China has accused Japan of treating the ocean as its “private sewer”, and criticised the IAEA of being “one-sided”. While South Korea’s government has said it has no objections to the plan, many of its citizens are opposed to it.

So what is Japan’s plan and how exactly has it churned the waters?

What is Japan doing with the nuclear waste water?

Since the disaster, power plant company Tepco has been pumping in water to cool down the Fukushima nuclear reactors’ fuel rods. This means every day the plant produces contaminated water, which is stored in massive tanks.
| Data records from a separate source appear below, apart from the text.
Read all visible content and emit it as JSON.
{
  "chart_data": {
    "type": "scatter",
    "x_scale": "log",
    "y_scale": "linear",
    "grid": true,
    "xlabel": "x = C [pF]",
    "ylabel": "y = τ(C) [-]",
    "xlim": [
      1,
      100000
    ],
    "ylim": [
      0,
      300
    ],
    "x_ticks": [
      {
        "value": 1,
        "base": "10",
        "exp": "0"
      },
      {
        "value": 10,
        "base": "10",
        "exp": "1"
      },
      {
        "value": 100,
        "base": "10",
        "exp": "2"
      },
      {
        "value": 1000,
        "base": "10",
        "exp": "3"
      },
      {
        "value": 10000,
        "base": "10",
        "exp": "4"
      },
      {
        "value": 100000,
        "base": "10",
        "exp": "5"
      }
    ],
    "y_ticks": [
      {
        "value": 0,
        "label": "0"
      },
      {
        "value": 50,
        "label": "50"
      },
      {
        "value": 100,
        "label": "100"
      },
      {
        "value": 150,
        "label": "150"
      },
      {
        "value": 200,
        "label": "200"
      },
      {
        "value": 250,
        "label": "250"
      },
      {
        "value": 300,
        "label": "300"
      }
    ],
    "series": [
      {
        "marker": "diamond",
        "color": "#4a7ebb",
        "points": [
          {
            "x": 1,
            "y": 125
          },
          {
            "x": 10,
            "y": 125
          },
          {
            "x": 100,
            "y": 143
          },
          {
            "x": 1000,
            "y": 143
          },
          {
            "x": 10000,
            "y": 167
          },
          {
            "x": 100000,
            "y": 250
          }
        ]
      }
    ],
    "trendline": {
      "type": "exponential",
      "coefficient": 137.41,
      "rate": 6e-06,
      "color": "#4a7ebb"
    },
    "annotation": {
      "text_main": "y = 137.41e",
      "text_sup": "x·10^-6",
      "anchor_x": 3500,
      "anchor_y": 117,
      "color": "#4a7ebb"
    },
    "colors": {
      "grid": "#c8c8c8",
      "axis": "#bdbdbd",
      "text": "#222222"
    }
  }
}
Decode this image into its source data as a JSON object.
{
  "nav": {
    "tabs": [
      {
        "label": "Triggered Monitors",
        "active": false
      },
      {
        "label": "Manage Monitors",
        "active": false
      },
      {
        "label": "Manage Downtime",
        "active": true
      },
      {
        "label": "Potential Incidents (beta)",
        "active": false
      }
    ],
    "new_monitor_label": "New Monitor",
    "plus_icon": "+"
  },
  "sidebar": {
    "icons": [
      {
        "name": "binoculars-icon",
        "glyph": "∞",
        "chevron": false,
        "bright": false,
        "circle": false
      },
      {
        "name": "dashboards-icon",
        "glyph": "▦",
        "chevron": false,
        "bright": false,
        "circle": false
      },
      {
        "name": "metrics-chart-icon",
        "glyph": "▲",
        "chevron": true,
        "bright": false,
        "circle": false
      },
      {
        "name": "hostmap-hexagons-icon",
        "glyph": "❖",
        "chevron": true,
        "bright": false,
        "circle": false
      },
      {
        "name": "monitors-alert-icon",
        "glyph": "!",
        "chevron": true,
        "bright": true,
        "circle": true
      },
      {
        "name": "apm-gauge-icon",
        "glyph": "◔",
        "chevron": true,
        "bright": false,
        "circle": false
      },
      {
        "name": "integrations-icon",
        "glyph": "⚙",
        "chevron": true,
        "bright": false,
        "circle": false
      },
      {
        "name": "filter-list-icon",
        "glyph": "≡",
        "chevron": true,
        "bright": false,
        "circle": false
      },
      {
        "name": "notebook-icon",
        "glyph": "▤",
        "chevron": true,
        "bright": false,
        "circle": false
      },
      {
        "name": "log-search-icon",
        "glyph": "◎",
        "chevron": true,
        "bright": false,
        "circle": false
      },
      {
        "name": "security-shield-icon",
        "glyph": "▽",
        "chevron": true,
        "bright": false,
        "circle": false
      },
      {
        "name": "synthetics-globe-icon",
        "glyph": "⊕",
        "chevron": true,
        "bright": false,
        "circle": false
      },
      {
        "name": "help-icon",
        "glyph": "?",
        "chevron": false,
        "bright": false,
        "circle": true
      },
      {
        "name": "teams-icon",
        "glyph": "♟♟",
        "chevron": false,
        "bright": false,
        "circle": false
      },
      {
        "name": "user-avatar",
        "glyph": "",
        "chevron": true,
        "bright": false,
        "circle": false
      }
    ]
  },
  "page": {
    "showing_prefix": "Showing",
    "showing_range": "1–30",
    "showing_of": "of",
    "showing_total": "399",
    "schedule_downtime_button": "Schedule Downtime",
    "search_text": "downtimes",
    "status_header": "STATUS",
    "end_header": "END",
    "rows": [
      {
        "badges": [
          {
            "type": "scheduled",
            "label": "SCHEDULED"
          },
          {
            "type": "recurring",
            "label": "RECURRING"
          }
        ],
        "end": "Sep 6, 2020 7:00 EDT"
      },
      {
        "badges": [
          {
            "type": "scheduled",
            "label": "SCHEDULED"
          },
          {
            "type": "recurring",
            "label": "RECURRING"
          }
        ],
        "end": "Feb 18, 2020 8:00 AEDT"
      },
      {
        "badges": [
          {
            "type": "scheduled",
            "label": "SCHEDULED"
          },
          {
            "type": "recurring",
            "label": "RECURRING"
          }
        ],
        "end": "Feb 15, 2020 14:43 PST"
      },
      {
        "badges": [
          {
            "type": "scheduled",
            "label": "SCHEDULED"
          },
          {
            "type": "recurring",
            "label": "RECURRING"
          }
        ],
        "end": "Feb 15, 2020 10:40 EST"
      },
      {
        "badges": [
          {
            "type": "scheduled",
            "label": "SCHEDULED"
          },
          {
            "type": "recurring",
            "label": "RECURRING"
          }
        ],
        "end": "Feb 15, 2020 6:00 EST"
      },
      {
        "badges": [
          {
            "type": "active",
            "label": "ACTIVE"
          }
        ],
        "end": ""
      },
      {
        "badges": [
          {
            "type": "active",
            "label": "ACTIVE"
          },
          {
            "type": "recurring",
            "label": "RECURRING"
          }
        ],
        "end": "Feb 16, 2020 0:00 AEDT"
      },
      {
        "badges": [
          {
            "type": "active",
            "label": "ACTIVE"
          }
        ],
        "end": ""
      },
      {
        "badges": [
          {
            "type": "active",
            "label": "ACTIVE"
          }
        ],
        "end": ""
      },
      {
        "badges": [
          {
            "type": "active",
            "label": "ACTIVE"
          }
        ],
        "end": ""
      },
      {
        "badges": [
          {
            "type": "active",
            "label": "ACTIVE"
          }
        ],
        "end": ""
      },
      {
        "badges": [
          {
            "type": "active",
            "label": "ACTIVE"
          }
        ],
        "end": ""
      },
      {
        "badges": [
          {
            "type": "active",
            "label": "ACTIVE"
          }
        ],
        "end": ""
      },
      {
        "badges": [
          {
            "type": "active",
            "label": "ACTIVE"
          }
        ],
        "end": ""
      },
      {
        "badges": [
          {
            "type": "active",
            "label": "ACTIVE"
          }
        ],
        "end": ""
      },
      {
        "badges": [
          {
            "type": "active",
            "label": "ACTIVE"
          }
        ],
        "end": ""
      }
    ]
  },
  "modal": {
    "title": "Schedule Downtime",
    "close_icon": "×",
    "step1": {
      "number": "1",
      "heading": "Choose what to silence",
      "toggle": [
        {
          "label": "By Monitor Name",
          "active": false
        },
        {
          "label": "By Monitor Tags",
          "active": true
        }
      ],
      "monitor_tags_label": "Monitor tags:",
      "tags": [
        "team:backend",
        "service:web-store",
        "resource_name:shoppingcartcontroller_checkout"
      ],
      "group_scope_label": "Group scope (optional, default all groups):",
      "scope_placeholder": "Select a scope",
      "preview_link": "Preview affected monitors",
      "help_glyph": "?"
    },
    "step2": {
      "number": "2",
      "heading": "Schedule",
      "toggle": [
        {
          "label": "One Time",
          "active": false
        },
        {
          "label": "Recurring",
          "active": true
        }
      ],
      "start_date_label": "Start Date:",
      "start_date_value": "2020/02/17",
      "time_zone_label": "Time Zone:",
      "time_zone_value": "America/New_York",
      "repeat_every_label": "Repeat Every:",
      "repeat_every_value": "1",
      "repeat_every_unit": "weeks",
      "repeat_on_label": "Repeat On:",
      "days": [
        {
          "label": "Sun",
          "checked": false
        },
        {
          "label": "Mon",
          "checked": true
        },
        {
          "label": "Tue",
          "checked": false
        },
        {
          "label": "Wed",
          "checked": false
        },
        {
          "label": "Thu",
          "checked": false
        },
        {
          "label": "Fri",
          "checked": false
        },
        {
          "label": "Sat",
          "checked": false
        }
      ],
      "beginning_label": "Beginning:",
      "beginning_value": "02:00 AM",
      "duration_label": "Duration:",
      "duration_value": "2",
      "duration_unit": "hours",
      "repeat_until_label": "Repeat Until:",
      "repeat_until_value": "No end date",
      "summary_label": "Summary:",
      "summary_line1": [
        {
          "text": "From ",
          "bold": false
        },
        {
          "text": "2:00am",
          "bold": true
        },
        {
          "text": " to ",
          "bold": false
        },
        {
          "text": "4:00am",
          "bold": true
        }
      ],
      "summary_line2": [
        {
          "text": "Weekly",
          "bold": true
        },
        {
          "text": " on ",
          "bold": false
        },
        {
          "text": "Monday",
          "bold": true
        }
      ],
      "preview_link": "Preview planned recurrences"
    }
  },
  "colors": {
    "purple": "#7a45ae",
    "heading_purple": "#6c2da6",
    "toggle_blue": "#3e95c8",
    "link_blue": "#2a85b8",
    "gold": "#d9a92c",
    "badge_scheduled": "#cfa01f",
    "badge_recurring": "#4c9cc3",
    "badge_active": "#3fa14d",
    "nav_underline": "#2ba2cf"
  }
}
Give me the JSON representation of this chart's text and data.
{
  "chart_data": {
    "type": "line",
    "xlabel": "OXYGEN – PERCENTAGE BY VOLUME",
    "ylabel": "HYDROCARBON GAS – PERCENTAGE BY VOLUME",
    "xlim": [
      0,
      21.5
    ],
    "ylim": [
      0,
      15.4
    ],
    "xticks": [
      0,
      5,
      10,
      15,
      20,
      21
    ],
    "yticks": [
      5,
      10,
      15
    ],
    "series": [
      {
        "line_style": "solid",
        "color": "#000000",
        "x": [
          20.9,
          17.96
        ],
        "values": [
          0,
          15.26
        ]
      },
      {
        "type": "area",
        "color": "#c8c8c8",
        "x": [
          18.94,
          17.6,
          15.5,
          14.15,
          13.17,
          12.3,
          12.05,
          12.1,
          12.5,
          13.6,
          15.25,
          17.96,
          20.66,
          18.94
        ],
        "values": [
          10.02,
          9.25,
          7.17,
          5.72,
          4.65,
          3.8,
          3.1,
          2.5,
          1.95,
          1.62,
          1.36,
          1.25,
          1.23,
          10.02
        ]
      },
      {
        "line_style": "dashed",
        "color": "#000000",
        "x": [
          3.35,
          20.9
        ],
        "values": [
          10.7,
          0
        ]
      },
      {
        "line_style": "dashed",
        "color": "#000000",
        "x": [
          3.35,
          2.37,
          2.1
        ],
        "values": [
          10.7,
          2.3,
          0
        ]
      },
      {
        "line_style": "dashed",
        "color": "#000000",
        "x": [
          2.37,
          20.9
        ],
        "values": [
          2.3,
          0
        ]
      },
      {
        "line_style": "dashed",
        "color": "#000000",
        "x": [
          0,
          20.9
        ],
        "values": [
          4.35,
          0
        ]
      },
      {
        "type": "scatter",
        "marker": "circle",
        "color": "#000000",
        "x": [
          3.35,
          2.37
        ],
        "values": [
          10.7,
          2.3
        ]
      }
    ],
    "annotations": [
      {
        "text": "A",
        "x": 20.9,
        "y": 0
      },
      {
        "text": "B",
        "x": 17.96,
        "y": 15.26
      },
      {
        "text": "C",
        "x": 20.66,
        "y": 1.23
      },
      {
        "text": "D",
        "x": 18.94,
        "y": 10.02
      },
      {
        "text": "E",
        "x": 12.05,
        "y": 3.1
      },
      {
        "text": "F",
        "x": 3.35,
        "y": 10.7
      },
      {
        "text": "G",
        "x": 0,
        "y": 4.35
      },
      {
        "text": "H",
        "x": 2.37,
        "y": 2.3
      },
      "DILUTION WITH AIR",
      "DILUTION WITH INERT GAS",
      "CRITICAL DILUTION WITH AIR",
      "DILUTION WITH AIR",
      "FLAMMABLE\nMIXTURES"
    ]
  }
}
More than 1,000 tanks have been filled, and Japan says that it needs the land occupied by the tanks to build new facilities to safely decommission the plant. It has also pointed out concerns that the tanks could collapse in a natural disaster.

Releasing treated waste water into the ocean is a routine practice for nuclear plants – though critics have pointed out that the amount from Fukushima is on an unprecedented, far vaster scale.

Tepco filters the Fukushima water through its Advanced Liquid Processing System (ALPS), which reduces most radioactive substances to acceptable safety standards, apart from tritium and carbon-14.

Tritium and carbon-14 are, respectively, radioactive forms of hydrogen and carbon, and are difficult to separate from water. They are widely present in the natural environment, water and even in humans, as they are formed in the Earth’s atmosphere and can enter the water cycle.

Both emit very low levels of radiation, but can pose a risk if consumed in large quantities.

The filtered water goes through another treatment, and is then diluted with seawater to reduce the remaining substances’ concentrations, before it is released into the ocean via a 1km underground tunnel. Tepco will monitor the radioactivity of the processed water at various stages as well as the ocean water at the discharge site.

A system of emergency valves will ensure no undiluted waste water is accidentally released, says Tepco, and staff can also manually shut down the discharge quickly in case of a tsunami or earthquake.

Japan’s government says the final level of tritium – about 1,500 becquerels per litre – is much safer than the level required by regulators for nuclear waste discharge, or by the World Health Organization for drinking water. Tepco has said the carbon-14 level would also meet standards.

Tepco and the Japanese government have conducted studies to show the discharged water will present little risk to humans and marine life.

Many scientists have also backed the plan.

Mark Foreman, an expert in nuclear chemistry with Chalmers University of Technology in Sweden, said the water would not make the sea much more radioactive than it already is.

He said the impact of the annual radiation doses from the discharge into the ocean were lower than dental x-rays or mammograms – even for those who eat a lot of seafood.

“The water released will be a drop in the ocean, both in terms of volume and radioactivity. There is no evidence that these extremely low levels of radioisotopes have a detrimental health effect,” said molecular pathology expert Gerry Thomas.